Der Beirat hat in der Elise von König-Gemeinschaftsschule die Schulbank gedrückt. In der ersten Gemeinschaftsschule in ganz Stuttgart wurden ihnen noch einmal kompakt die Kernpunkte des Konzeptes vorgetragen.

Münster - Ein Nachsitzen ist es nicht gewesen, eher eine Art Bonus-Stunde. Schließlich war es der Bezirksbeirat von Münster, der die erste Gemeinschaftsschule in ganz Stuttgart mit auf den Weg gebracht hat. So bekamen die Mitglieder des Gremiums zum Finale des ersten Schuljahres der Elise von König-Gemeinschaftsschule von Konrektor Mike Emeling noch einmal kompakt die Kernpunkte des pädagogischen und didaktischen Konzeptes vorgetragen, die der Hauptgrund für ihre Zustimmung damals waren.

 

Die Schule soll den Kindern gerecht werden

Entscheidend ist darin der radikale Abschied vom Frontalunterricht und von einer Schule, die alle Kinder stets über den gleichen Kamm schert. Im Kontrast dazu steht in der Gemeinschaftsschule das individualisierte Lernen in sogenannten Lernfamilien im Mittelpunkt. Die wichtigste Aufgabe besteht laut Emeling darin, „im jeweiligen Fach den individuellen Lernauftrag passend zu gestalten. So, dass die Kinder kluge Aufgaben bekommen, die sie herausfordern, aber nicht überfordern“ – und so die Lernmotivation hoch zu halten. Schließlich gehe es darum, „die Kinder nicht nach dem Bild der Schule zu formen, sondern zu fragen: Wie muss Schule sich verändern, um den Kindern gerecht zu werden?“ Das wichtigste Prinzip sei demnach, dass Kinder nicht an Schwächen und Defiziten fixiert und nach standardisierten Rastern sortiert und aussortiert werden, sondern, dass an bereits vorhandenes Können und Wissen angeknüpft wird. Und Pädagogen sind nun nicht mehr Lehrer im klassischen Sinne, sondern müssten sich zu „Lern-Begleitern“ weiterentwickeln. Dies alles übrigens nicht als Resultat politischer Setzungen, sondern, wie Emeling erklärte, „auf der Basis von Erkenntnissen der Lernforschung und der Neurowissenschaften“.

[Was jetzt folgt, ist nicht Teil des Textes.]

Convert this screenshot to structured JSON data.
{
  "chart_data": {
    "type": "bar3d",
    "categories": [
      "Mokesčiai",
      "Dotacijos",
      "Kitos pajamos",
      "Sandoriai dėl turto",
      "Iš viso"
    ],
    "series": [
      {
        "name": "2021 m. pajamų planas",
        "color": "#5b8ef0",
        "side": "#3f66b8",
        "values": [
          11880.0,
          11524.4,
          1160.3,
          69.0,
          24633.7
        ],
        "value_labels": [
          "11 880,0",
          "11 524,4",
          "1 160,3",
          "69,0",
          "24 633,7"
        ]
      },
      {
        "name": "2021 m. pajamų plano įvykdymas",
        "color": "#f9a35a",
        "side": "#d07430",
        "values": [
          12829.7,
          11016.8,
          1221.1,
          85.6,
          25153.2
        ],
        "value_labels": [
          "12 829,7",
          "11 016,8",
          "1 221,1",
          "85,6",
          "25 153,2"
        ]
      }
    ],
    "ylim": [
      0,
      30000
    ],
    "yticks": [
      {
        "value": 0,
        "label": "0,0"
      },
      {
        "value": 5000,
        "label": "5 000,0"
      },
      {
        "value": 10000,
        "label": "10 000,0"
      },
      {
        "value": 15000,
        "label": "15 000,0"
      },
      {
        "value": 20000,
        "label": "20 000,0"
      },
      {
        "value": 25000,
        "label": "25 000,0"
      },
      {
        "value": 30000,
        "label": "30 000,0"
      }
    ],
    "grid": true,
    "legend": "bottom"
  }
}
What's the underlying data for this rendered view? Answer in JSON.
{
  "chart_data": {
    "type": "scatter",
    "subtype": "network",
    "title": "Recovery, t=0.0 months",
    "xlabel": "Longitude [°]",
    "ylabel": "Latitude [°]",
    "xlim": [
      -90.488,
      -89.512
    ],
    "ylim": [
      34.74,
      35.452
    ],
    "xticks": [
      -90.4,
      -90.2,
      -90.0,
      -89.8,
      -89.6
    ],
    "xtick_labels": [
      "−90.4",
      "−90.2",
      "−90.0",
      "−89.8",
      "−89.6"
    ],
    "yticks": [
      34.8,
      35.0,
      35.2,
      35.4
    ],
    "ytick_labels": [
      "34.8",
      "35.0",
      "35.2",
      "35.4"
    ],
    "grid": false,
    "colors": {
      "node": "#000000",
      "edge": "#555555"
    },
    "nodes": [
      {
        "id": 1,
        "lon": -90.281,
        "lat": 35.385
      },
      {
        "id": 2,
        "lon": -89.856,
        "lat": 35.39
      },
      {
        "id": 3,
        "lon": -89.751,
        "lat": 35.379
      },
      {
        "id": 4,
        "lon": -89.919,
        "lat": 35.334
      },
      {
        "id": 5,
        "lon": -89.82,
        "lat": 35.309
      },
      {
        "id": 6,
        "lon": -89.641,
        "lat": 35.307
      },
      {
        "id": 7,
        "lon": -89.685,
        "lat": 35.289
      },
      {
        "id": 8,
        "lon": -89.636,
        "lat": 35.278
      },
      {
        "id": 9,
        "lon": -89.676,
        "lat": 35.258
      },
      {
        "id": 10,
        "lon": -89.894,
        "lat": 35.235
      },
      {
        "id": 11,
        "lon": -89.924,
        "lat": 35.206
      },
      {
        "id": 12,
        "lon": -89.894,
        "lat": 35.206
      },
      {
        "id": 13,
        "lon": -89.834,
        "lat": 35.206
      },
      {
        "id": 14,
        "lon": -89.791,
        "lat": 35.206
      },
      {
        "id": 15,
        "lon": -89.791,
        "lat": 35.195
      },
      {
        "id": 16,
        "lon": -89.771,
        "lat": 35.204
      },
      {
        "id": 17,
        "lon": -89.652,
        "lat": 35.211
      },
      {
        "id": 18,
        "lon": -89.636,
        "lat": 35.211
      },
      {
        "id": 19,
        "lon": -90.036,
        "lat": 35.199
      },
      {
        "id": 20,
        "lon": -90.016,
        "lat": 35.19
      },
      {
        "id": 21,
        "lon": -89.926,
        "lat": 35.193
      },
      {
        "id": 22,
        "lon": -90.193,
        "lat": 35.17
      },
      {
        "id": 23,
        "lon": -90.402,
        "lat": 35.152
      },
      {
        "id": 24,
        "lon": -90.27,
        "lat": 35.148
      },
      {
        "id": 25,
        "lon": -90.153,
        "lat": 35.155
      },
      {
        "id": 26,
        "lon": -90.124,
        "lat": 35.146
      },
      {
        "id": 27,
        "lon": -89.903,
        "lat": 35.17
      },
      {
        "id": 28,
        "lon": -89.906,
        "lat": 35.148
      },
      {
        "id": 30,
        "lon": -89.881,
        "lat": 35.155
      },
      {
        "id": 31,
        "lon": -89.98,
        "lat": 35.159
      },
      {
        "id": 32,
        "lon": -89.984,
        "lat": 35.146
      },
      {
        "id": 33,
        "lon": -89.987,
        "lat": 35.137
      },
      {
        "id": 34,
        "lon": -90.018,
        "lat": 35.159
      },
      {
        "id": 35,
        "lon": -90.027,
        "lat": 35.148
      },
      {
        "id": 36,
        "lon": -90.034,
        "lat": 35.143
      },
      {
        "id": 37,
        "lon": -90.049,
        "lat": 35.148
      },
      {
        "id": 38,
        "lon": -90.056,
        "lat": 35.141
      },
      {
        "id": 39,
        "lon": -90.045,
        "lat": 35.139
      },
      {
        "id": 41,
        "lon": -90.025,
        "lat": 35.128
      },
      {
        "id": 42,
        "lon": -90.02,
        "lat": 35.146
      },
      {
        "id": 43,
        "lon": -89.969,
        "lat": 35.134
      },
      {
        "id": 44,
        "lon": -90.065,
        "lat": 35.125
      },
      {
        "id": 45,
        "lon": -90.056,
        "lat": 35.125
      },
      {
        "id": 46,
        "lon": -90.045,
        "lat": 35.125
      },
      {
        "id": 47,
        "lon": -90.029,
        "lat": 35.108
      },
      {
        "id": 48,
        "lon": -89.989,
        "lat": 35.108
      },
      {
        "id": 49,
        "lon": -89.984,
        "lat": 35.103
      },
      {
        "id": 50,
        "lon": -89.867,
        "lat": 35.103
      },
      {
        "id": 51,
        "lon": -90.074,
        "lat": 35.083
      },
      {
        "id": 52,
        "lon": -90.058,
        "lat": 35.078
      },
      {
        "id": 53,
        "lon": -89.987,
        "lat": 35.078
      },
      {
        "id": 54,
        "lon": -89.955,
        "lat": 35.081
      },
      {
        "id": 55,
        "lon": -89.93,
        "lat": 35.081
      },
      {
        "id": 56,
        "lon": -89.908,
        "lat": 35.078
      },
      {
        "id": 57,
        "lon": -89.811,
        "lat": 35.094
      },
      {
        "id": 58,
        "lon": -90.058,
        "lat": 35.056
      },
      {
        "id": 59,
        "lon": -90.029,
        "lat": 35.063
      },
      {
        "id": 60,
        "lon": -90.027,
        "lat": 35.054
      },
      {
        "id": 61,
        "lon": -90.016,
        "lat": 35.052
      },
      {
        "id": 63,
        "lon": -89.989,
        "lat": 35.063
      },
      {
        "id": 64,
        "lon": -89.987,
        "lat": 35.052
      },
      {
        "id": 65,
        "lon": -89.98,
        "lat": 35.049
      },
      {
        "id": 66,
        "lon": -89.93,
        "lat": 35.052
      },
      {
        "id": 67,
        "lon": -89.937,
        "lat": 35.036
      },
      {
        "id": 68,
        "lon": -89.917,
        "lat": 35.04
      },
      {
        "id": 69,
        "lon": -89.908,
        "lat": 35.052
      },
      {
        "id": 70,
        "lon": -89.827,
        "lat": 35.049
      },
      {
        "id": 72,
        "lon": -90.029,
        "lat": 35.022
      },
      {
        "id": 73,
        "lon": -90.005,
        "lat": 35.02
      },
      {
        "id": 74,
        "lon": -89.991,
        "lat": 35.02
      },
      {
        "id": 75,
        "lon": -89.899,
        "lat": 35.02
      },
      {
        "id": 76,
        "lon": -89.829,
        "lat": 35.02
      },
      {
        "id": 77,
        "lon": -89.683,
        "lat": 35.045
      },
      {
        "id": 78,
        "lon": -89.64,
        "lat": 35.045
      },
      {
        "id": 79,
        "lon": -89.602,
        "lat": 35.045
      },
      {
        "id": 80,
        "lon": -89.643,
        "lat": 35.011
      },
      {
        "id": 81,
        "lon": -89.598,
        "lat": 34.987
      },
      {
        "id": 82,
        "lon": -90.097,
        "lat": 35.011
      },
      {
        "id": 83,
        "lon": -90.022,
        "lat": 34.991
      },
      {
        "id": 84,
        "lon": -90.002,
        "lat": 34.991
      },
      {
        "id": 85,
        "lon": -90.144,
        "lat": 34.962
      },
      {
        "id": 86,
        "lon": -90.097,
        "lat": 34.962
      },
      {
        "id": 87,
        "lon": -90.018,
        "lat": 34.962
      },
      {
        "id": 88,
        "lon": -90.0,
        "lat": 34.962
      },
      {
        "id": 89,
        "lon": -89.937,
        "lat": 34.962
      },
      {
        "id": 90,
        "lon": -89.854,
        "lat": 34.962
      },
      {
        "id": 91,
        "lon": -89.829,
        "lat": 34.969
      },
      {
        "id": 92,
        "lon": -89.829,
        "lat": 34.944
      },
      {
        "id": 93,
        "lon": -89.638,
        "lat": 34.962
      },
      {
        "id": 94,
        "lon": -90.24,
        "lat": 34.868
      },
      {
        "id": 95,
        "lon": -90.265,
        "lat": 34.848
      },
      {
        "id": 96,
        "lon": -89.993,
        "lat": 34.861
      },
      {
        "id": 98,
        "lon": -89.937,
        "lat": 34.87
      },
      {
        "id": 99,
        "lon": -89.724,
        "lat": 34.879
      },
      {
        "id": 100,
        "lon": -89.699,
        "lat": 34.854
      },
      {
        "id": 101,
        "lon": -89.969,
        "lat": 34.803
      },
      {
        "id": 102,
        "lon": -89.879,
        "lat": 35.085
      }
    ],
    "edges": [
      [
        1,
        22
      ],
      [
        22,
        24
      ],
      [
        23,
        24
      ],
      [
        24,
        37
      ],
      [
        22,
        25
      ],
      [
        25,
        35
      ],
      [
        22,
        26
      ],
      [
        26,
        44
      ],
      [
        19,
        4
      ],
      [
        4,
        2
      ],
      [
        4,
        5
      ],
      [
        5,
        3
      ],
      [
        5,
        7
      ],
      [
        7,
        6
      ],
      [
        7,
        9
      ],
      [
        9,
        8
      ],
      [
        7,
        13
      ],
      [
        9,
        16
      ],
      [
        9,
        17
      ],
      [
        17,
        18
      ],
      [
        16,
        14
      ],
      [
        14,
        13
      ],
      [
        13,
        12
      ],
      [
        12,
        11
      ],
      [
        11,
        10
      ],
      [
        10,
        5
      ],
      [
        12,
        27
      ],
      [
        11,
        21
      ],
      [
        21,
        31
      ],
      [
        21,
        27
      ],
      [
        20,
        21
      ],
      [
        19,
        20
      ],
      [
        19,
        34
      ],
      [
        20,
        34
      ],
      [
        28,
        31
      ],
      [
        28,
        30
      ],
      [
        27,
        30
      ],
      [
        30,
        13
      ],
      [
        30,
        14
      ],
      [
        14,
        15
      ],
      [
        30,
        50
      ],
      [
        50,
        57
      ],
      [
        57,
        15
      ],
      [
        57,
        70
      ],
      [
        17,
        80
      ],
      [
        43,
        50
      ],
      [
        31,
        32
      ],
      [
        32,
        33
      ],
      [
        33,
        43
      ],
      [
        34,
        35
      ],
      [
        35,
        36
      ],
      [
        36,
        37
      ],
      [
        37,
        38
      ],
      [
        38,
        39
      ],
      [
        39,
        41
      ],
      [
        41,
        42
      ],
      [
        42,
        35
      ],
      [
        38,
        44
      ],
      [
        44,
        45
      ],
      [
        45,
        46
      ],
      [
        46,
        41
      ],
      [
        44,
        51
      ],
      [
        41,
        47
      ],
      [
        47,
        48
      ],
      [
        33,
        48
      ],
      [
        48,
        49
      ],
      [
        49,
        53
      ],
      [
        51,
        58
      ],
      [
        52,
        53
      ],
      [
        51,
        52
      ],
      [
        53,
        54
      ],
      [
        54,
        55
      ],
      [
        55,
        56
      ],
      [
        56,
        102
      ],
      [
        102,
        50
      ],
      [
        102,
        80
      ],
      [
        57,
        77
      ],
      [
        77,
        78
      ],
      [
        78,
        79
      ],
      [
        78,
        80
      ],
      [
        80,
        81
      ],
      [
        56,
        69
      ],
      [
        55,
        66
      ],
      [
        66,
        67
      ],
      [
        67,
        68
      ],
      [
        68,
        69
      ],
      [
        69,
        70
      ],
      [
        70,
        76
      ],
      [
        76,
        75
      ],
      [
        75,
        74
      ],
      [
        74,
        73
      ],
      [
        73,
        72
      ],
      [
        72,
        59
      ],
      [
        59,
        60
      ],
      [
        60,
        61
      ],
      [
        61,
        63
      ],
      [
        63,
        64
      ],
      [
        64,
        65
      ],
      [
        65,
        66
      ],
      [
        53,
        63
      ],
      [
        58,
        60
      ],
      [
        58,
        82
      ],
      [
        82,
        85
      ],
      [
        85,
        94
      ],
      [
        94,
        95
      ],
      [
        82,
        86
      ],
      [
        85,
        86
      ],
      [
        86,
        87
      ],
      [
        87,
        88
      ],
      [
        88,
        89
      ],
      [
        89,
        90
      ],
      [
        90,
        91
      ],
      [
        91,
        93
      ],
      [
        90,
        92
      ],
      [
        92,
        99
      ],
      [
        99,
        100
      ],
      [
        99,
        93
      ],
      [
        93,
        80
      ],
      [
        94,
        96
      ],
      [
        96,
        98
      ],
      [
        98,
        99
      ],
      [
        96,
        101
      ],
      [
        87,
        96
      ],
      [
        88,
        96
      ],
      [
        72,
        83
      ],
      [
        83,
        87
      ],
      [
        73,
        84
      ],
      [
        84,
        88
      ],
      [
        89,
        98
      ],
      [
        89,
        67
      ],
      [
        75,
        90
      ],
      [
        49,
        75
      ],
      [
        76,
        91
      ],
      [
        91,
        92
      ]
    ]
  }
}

Abschied vom „Aschenputtel-Prinzip“

Der Konrektor hatte eindrucksvolle Beispiele parat, dass dies tatsächlich der Abschied vom „Aschenputtel-Prinzip“ der dreigliedrigen Regelschule bedeutet, die einst dem Reproduktionsziel der Drei-Klassen-Gesellschaft der Kaiser-Zeit entsprungen war: Etwa „ein Mädchen aus der Sprachheilschule. Sie ist inzwischen eine der besten Schülerinnen in Deutsch“. Oder „ein cleveres Kerlchen, das eine unwahrscheinliche Entwicklung gemacht hat. Im alten System hätte der Junge das nicht geschafft. Da wäre er durchgefallen,“ betonte Emeling. So resümierte er: „Das Ziel ist, dass der Bildungserfolg nicht mehr ausschließlich vom Elternhaus abhängt. Und wir sehen: Das gelingt!“

Wie das bewerkstelligt wird, davon konnten sich die Bezirksbeiräte bei einem Rundgang durch die Räume der beiden ersten Klassen der Gemeinschaftsschule ein Bild machen, die Rektorin Renate Schlüter als den „Ansatz einer Lernwelt“ bezeichnete. So zeigte sie etwa das Lernbuch einer Schülerin, in der diese ihr Tun dokumentiert. Für sich selbst, aber auch für die Eltern, die so zuhause Stand und Fortschritt nachvollziehen können.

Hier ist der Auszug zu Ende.